第9話:レ線写真をパソコンに取り込めた

文字数 1,800文字

 しかし、骨折した程度が、今一つ、分かり難いと、言った。その脇に、従来からのレントゲン写真を見る明るい電光板があり、そこに貼り付けたレントゲン写真の場所へ行き、これだけ明るいと、骨折部位が克明にわかり、骨折の程度もわかるが、コンピューターで撮った、モニター上の画像では、完全に、程度がわかるとは、言えないと説明した。

 この結果に、この会社の担当者は70点ならば、もう少し改善できれば使えると理解して良いのですねと言った。教授に、その話を伝えると、全く、その通りだと答えた。もう一歩といった所だね、との答えに、IBMの担当責任者は、満足したようで喜んでいた。教授から、ところで、この装置、全体でいくらするのかとの質問がでた。

 担当者から、この装置は市販品でないので、値段はつけられませんが、最低1億円以上はするでしょうねと言った。それを聞いて、最低でも、その1桁下でないと、大学病院でも購入できないと言い切った。そして、この装置、医局に展示してと言うと無理ですと答えた。そこで会社に交渉しろと言うと聞いてみますと答えた。

 しかし、後日の連絡で、この機械は試作機で企業秘密が、詰まっているので、置いておくわけにはいかないとの連絡が入った。その会場の入り口に、関係者以外の男が、数人いたのを不気味に思った。多分、日本の大手コンピューターメーカーであろう事は、想像できた。その後、コンピューターの商社からマッキントッシュなら、できるかもしれないと連絡が入った。

 その数日後、マッキントッシュの製造メーカー、米国アップル社から正式回答が来て、弊社では、そういう目的でマックを開発したのではないので、積極的に協力する事は、できないという回答だったと連絡してきた。しかし、アップルとしては、大きなメモリーを買って、試してみるのは、自由ですとも語ったようだ。

 その実験から2年半後、マック・クアドラで白黒のレントゲン写真を取り込んでデータベース化する事が可能になった。価格は、ソフト込みで一台、五百万円と、以前より、随分、安くなった。信州大学の医局では、このセットを一台購入し、設置して、医局員が自由に使える様にしたいと教授が言い出した。

 そのため研究費から約8百万円の予算を拠出して当時、最大の大きさのモニターと28インチ・モニターとメモリーを64メガバイトと最新鋭のイメージスキャナーを導入した。もちろん、これは、日本初の試みであったことは言うまでもない。
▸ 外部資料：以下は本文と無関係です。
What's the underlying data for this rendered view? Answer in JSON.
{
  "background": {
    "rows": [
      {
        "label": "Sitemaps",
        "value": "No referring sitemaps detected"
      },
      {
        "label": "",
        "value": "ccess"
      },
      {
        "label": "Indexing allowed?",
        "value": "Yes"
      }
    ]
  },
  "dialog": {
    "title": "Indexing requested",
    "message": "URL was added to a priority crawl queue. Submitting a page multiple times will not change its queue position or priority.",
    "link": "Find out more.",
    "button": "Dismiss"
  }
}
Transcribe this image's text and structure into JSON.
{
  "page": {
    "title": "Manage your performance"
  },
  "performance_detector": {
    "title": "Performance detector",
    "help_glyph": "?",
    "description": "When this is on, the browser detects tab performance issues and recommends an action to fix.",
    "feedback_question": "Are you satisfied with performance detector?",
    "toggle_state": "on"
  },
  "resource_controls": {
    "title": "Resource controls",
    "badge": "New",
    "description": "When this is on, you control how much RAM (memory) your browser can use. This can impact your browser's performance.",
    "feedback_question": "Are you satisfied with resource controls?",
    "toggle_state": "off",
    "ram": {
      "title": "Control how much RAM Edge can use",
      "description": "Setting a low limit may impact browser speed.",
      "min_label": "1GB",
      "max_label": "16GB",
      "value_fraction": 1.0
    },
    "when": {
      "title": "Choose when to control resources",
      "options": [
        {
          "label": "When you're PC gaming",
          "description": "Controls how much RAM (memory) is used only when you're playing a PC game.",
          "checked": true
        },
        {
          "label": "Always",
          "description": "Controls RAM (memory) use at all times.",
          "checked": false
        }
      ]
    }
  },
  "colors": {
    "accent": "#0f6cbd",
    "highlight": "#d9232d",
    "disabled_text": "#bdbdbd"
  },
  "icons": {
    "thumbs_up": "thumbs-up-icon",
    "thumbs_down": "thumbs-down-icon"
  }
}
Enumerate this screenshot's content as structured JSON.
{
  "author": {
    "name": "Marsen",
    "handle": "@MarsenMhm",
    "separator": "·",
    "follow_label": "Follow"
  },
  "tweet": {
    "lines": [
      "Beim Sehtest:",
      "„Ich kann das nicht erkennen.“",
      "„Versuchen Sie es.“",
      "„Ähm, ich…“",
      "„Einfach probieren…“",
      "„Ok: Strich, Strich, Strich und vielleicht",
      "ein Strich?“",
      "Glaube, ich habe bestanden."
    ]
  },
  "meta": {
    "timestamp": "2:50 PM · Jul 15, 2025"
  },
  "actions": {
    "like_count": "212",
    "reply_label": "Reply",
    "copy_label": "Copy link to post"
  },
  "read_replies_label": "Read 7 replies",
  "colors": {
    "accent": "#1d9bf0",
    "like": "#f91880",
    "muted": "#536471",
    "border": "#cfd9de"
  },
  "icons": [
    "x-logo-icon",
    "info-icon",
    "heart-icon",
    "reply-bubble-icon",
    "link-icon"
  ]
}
 その後、時代の流れと共に、マックの時代がやってきた。パワーポイント「スライド関連ソフト」、パワースウェーション「スライド作成ソフト」、フォトショップ「スライド関連、写真スライド作成ソフト」、ファイルメーカー「カード型データーベース」、ロータス123「表集計計算ソフト」などのソフトの使い方を勉強していった。

 しかし、日本語ワープロソフトは、NEC、富士通製と言った日本製のパソコンで、使うソフトは、日本語ワープロソフト・一太郎の方が、日本語変換の正確さで勝っていた。村下も先生方の中古パソコンを買い取り、それを、また新入医局員に中古で安く売ったりした。そうしていろんなパソコンを使うことができた。

 マッキントッシュ・SE30、LCⅢ、LC475、クアドラ800など数多くのパソコンを自由に使えたのだ。また日本で、最初のCDに書き込んだソフトウェアを使う、「富士通製」FMタウンズも斬新だった。今から、考えても、村下に、とって夢の様な時期だった。しかし、1台でワープロ、スライドソフト、データベースソフト全てを満足させるマシンはなかった。

 日本製のパソコンとスライド用パソコンマッキントッシュの2台持ちの先生が、多かった。医局に、マック・クアドラと、NEC9801が、一台づつ置いてあり、医局員が、いつでも使えるようにしてあった。ソフトの不具合やアップデート、メンテナンス、管理を久光先生が行っており、業者の手を借りる場合は、村下の方で連絡して修理の手配をした。

 そう言う意味では、パソコンの創世記に、信州大学では、医学、医療の電子化について、最先端であった事は、紛れもない事実だと思っている。村下は、医局で、少しずつ人間関係が濃厚になり、徐々にであるが多くの情報を得ることができるようになった。そして先生の移動時、情報を赴任先の担当者に渡せる様になった。